Crop Circles in Bray
I took the kids to Bray today - at least a small part of the reason being so I could see the famous crop circles.
I had wondered if it was actually real or a social media invention designed to draw outrage from sceptics like myself but no, there they were - these utterly impotent white circles potmarking the neat green in front of the sea as if, ironically, it was suffering from some kind of plague. Thankfully, the pointless little pods were deserted - visitors and locals giving them the kind of wide berth you’d afford a chalk outline at a murder scene. My kids briefly bucked the trend and used them as running circles, chasing each other around the diameter until someone got caught but we moved on quickly. It just didn’t feel like a place in which to have fun - like playing tag in a cemetery.
We got pancakes in a sea-front shop. I like these places because the staff are generally young and/or foreign and extremely unlikely to comment on my lack of a mask. As I went to leave, a man (a very tall man - that surely doesn’t matter but it felt like it did at the time) went to enter the shop but stopped suddenly at the entrance as if he had run into an invisible force-field. His nervous face scanned the premises before asking,
“Do I have to wear a mask?”
“Yes,” was the predictable reply from the pancake-maker.
[It should be noted that if you ever have to ask whether or not you need to wear a mask in any given situation, the answer inevitably will be “Yes!” What kind of reckless lunatic is ever going to answer that question with a “no”. (Note: Whoever, he or she is, I want to meet them.)]

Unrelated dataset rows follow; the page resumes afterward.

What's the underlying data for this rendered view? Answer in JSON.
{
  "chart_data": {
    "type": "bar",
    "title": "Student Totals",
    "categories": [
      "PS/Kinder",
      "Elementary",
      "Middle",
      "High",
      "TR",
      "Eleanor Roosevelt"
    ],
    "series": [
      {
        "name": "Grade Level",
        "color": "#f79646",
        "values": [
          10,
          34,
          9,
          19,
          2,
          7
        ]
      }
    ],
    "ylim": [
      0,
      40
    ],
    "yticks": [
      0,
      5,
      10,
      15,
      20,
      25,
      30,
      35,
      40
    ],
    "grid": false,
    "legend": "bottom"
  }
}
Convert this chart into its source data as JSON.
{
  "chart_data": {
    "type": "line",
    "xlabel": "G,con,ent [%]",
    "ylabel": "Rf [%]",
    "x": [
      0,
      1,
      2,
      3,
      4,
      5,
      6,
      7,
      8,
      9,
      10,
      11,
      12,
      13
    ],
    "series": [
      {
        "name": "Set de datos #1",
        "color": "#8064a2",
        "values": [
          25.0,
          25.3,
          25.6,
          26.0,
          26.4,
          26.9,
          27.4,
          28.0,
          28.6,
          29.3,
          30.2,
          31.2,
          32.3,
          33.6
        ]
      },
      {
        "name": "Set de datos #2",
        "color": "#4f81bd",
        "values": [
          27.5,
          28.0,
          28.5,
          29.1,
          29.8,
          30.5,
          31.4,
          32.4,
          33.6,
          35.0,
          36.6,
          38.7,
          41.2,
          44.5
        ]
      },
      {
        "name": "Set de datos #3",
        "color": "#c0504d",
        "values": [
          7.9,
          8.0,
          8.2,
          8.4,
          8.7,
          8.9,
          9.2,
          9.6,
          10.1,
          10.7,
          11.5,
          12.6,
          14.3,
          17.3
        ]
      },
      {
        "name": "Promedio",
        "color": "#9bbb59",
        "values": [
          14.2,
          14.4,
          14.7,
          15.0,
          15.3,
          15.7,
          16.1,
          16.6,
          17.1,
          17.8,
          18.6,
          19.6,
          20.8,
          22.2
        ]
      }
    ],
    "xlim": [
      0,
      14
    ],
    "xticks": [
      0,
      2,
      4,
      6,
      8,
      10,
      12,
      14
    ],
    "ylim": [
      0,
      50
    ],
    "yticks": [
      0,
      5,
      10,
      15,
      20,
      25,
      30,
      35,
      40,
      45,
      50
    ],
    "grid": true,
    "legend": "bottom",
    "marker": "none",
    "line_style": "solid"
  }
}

But why did he ask? I was the only other customer in the shop and I obviously wasn’t wearing one. Clearly, you didn’t have to wear a mask in any kind of practical sense. And why did he look so afraid? Whatever the answer to these questions, he slunk away quickly - either to go hungry or to find something with which to cover his face.
I think it was the instinctual, automatic response he displayed that got to me. When he tried to enter the shop he really did hit a force-field, not an imaginary one but a real one formed from a year of fear and conditioning. I don’t know how long it will take to shake this off or if it will happen at all. For now, anyway, this is what it has reduced us to - nervous, scared, compliant beings, no more than reminiscent of real people.
After eating the pancakes we went down to the water. The wind was swirling and waves crashed into an outcrop of rocks and sprayed us with water. It was really pleasant.